Nov 22, 2017 | Bee News

Varroa destructor

Varroa destructor mites on pupae and adult bees

These are external parasitic mites that feed of the haemolymph (blood) of developing and adult bees.  Examples of the damage caused by these mites are morphological deformation, reduced lifespan, weakening of the immune system and transmission of secondary diseases (e.g. bacteria and viruses such as DWV, Kashmir Bee Virus and Acute Bee Paralysis Virus).  Varroa mites are one of the most serious pests of European bees worldwide; if infested colonies are left untreated by the beekeepers, the mites will kill the colony within 2 to 3 years.  The mites need brood to reproduce and they find drone cells more attractive to breed in than worker cells.

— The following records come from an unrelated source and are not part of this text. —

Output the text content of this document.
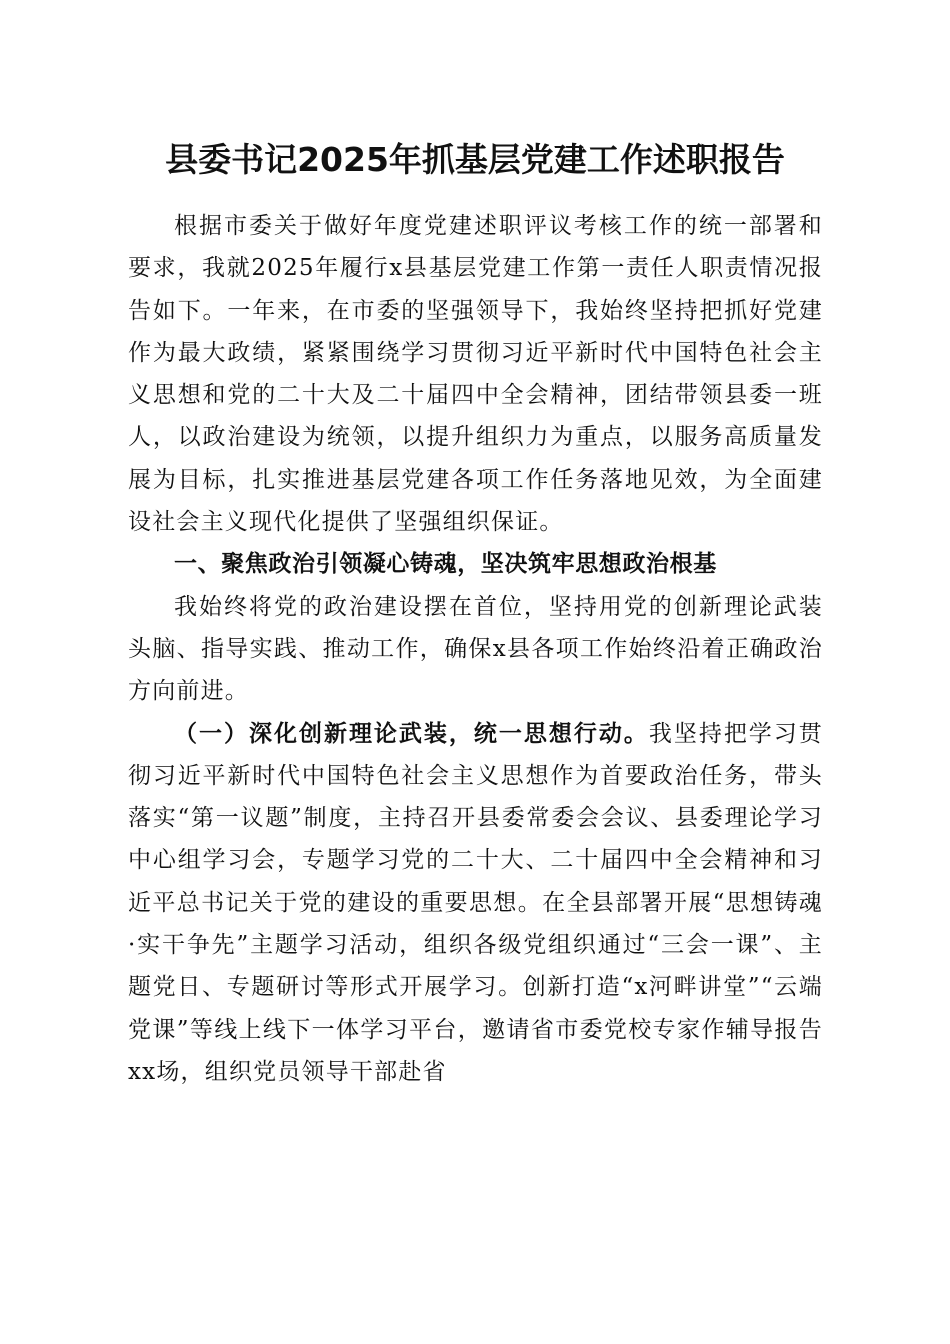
县委书记2025年抓基层党建工作述职报告

根据市委关于做好年度党建述职评议考核工作的统一部署和要求，我就2025年履行x县基层党建工作第一责任人职责情况报告如下。一年来，在市委的坚强领导下，我始终坚持把抓好党建作为最大政绩，紧紧围绕学习贯彻习近平新时代中国特色社会主义思想和党的二十大及二十届四中全会精神，团结带领县委一班人，以政治建设为统领，以提升组织力为重点，以服务高质量发展为目标，扎实推进基层党建各项工作任务落地见效，为全面建设社会主义现代化提供了坚强组织保证。

一、聚焦政治引领凝心铸魂，坚决筑牢思想政治根基

我始终将党的政治建设摆在首位，坚持用党的创新理论武装头脑、指导实践、推动工作，确保x县各项工作始终沿着正确政治方向前进。

（一）深化创新理论武装，统一思想行动。我坚持把学习贯彻习近平新时代中国特色社会主义思想作为首要政治任务，带头落实“第一议题”制度，主持召开县委常委会会议、县委理论学习中心组学习会，专题学习党的二十大、二十届四中全会精神和习近平总书记关于党的建设的重要思想。在全县部署开展“思想铸魂·实干争先”主题学习活动，组织各级党组织通过“三会一课”、主题党日、专题研讨等形式开展学习。创新打造“x河畔讲堂”“云端党课”等线上线下一体学习平台，邀请省市委党校专家作辅导报告xx场，组织党员领导干部赴省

Honeybee tracheal mite (HBTM) – Acarapis woodi

Tracheal mites in honeybee trachea

Tracheal mites in honeybee trachea

Tracheal mites are endoparasitic mites and only parasitise the adult bees, affecting their trachea or respiratory system.  Heavy infestation results in sick bees that do not work as hard or live as long as healthy bees, subsequently causing weakened colonies and increased mortality.  Due to their small size, these mites can’t be seen with the naked eye and are difficult to detect.  Few tracheal mite problems have been reported worldwide in recent years.